Edit 2 Now $uxy-sxy\in \langle z\rangle$, so we let $u-s=wz$. This leads to $$f=(s+wz)xy+vyz+q_2(xz-z^3)\\ =sxy+txz+p_2z(y^2-z^2)$$ So $$wxy+vy+q_2(x-z^2)=tx+p_2(y^2-z^2)$$
I believe we want to show either $wx+v=yq_2$ or $t=p_2$.
Following the same idea, we can let $q_2(x-z^2)-tx+p_2z^2=Ay$. This gives us $wx+v+A=p_2y$.
This reduces easily to show that $xp\in\langle y, xz+z(y^2-z^2)\rangle\implies p\in\langle y, xz+z(y^2-z^2)\rangle$.
Notice that $\langle y, xz+z(y^2-z^2)\rangle=\langle y, z(x-z^2)\rangle$.

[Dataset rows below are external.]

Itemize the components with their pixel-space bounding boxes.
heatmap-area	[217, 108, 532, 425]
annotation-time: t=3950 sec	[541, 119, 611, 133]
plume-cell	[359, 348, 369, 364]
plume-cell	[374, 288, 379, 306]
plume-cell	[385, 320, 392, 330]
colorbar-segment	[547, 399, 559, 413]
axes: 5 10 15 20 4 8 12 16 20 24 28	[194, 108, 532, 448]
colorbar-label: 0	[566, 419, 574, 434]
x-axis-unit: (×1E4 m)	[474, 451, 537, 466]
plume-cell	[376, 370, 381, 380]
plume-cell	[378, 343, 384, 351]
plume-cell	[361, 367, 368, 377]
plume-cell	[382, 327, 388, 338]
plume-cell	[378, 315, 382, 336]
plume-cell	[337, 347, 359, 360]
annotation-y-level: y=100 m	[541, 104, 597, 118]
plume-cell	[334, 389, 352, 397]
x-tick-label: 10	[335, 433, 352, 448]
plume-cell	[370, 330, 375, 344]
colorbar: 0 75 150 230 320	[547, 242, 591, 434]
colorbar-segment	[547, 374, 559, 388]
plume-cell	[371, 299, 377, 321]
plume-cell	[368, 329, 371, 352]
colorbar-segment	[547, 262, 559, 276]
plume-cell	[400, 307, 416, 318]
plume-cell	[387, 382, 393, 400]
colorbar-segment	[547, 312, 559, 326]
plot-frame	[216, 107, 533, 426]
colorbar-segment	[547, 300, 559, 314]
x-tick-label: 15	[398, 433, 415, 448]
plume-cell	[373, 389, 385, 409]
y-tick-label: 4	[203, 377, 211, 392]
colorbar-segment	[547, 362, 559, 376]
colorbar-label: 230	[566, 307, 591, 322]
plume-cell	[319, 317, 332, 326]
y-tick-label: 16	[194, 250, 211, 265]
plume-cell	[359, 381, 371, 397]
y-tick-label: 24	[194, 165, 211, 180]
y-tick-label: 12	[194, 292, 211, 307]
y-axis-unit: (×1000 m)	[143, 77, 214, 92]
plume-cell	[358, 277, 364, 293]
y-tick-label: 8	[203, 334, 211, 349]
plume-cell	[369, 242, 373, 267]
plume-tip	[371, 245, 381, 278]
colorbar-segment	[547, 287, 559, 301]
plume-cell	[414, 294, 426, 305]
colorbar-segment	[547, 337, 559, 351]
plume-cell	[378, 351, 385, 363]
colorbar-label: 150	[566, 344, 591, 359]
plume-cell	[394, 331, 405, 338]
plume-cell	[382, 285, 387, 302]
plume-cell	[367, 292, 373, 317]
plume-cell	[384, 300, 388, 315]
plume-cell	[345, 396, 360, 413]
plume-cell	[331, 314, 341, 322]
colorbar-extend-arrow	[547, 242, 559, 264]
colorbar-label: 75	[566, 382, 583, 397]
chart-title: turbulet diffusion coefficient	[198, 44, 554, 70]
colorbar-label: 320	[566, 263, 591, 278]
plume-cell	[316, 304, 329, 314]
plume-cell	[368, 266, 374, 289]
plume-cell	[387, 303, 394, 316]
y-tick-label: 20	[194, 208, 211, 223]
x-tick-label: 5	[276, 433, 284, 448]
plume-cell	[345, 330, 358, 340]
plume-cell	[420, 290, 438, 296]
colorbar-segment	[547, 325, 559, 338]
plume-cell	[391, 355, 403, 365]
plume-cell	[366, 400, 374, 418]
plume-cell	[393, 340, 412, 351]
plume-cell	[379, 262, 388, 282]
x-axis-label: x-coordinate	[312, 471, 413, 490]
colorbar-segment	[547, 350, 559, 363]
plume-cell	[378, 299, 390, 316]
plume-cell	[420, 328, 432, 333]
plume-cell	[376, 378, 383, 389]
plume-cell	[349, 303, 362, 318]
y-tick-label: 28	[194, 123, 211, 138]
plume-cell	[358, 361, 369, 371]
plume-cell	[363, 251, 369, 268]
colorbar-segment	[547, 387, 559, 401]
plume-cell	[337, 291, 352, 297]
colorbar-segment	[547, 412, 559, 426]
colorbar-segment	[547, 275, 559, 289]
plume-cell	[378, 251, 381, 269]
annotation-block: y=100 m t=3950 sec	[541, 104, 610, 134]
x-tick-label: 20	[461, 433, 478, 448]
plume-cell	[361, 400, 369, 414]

Now write $xp=yu+z(x-z^2)v$, and since $xp\in\langle y, z\rangle$ we get $p\in\langle y, z\rangle$. Thus $p=ya+zb$, and from $xp=yu+z(x-z^2)v$ we get $xya+xzb=yu+z(x-z^2)v$, that is, $y(xa-u)=z[(x-z^2)v-xb]$. Then $z\mid xa-u$, and therefore $u=xa+zw$. Now we get $xp=xya+yzw+z(x-z^2)v$, so $x(p-ya)\in\langle yz, z(x-z^2)\rangle$. Since $p-ya=zq$ we get $xq\in\langle y, x-z^2\rangle$. The ideal $\langle y, x-z^2\rangle$ is prime and this shows that $q\in\langle y, x-z^2\rangle$, and finally we get $p\in\langle y, z(x-z^2)\rangle$.